И размером коробочка совсем невелика: восемь на восемь и десять дюймов. И весит каких-то несколько унций. Может, пустая? Или набита тонкой оберточной бумагой?..

Нет. Если потрясти, сразу становится ясно — там, внутри, что-то есть. Что-то такое мягкое, с закругленными краями, возможно, некий предмет, сделанный из ткани.

Смерть явилась в начале вечера, 3 августа 1962 года, и позвонила в звонок дома под номером 12305 по Пятой Хелена-драйв. Отерла вспотевший лоб бейсбольной кепкой. Продолжала нетерпеливо и энергично жевать жвачку. Шагов внутри слышно не было. Но нельзя же оставить этот чертов пакет на ступеньках, надо, чтобы расписались, что посылка доставлена по адресу.

Из-за двери доносился лишь приглушенный шум кондиционера. А может, радио? Небольшой домик в испанском стиле, «гасиенда» всего в один этаж. Стены под необожженный кирпич, лоснящаяся оранжевая черепичная крыша, окна с опущенными жалюзи. На всем следы пыли. Тесный и миниатюрный, точно кукольный домик, самый что ни на есть заурядный, в Брентвуде таких полно. Смерть позвонила еще раз, сильнее нажимая кнопку. На этот раз дверь отворилась.

Из рук Смерти я приняла этот дар. Мне кажется, я знала, что там, в коробке. И от кого. Увидев имя и адрес, рассмеялась, а потом расписалась в получении.

РЕБЕНОК

1932–1938

Поцелуй


Этот фильм я смотрю всю жизнь. Но так ни разу и не досмотрела до конца.

Почти то же самое, если бы она сказала: «Этот фильм и есть моя жизнь!»

Первый раз мать взяла ее в кино, когда ей было всего два или три годика. Впечатление было совершенно ошеломляющее. «Египетский театр» Граумана[5], что на Голливуд-бульвар. Лишь спустя несколько лет научилась она следить за развитием сюжета, но тогда, в первый раз, была просто очарована движением — неустанным, напоминающим рябь на воде, мерцающим движением на огромном экране, высоко над ее головой. Тогда она еще не понимала, что это есть не что иное, как сама вселенная, на которую проецируются бесчисленные безымянные формы жизни.

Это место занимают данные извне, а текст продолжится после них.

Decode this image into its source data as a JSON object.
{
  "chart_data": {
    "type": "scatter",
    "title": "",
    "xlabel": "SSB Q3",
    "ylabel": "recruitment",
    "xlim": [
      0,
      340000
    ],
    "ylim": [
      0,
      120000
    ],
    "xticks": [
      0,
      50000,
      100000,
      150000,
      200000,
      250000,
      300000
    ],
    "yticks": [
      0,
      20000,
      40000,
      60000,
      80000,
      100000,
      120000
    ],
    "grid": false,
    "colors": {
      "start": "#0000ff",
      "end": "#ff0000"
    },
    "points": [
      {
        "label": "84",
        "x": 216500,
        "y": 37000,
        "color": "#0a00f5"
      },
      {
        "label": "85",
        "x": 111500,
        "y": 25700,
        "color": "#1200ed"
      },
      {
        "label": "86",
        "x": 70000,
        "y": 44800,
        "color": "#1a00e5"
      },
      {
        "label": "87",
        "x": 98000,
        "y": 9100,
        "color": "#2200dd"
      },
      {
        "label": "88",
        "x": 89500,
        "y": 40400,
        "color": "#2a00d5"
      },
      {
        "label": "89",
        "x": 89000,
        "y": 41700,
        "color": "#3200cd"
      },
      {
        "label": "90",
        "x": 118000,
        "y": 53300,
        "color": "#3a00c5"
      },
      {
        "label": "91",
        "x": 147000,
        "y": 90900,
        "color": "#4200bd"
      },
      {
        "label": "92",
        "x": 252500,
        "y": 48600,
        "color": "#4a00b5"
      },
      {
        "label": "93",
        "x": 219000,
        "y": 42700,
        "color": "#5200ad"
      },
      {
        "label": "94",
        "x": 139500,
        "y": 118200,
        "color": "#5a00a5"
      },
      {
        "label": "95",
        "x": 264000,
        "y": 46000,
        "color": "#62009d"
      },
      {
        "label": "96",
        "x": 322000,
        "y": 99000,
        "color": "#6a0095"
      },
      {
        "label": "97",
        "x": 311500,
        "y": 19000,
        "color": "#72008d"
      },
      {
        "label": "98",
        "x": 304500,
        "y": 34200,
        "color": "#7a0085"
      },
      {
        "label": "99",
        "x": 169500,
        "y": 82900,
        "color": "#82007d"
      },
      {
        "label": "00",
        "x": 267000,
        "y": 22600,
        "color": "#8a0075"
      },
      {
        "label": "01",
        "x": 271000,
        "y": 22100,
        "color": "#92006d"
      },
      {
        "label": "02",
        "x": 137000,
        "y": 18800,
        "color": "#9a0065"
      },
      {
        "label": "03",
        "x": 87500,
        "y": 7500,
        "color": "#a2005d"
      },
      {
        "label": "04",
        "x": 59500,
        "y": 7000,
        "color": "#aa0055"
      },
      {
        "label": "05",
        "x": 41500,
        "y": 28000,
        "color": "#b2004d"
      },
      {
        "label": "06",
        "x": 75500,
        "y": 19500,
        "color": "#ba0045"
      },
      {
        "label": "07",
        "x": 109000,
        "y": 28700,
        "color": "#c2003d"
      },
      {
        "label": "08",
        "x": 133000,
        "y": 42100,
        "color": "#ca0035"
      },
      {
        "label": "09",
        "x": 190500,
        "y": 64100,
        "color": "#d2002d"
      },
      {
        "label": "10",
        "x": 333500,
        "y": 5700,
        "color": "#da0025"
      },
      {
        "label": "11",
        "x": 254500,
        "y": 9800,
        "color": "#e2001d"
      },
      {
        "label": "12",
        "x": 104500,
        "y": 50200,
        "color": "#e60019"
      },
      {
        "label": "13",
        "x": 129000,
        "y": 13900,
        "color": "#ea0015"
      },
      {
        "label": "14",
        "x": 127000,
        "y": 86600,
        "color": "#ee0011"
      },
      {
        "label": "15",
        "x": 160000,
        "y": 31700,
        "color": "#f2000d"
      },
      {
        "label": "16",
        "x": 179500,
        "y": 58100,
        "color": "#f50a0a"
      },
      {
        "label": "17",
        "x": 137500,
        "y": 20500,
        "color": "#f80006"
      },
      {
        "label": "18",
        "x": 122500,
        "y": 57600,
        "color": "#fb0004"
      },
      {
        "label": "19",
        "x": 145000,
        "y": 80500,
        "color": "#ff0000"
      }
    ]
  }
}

Сколько раз ребенком, а потом уже девушкой, с трепетом возвращалась она в этот кинотеатр. И несмотря на разницу в названиях, тут же узнавала многих актеров. Потому что в каждом фильме непременно присутствовали Прекрасная Принцесса (обязательно блондинка) и Темный Принц (обязательно брюнет). И целый вихрь самых разнообразных событий то сводил их вместе, то разлучал. Снова сводил и снова разлучал, а фильм тем временем уже близился к концу. Музыка гремела все громче, по нарастающей, и они вот-вот должны были слиться в яростных объятиях.

Но конец далеко не всегда был счастливым. И предсказать его было просто невозможно. Ибо порой один из героев опускался на колени перед смертным одром второго и возвещал о смерти прощальным поцелуем. Даже если он (или она) каким-то образом выживал после смерти возлюбленной, вы понимали, что весь смысл жизни теперь для него потерян.

Потому что жизнь без кино не имела никакого смысла.

А кино просто не могло существовать без темного зала кинотеатра.

Однако как все же досадно так и не увидеть, чем же закончится фильм.

Потому что вечно что-то мешало. То в зале поднимался шум и зажигался свет. Громко верещала пожарная сирена (но без огня? был ли огонь? однажды показалось, она определенно улавливает запах дыма), и всех просили покинуть зал. Или же она куда-то опаздывала, и приходилось уйти, так и не досмотрев до конца; или же просто засыпала в кресле, пропускала конец и просыпалась, рассеянно щурясь от яркого света, а незнакомые люди вокруг вставали с мест и начинали выходить.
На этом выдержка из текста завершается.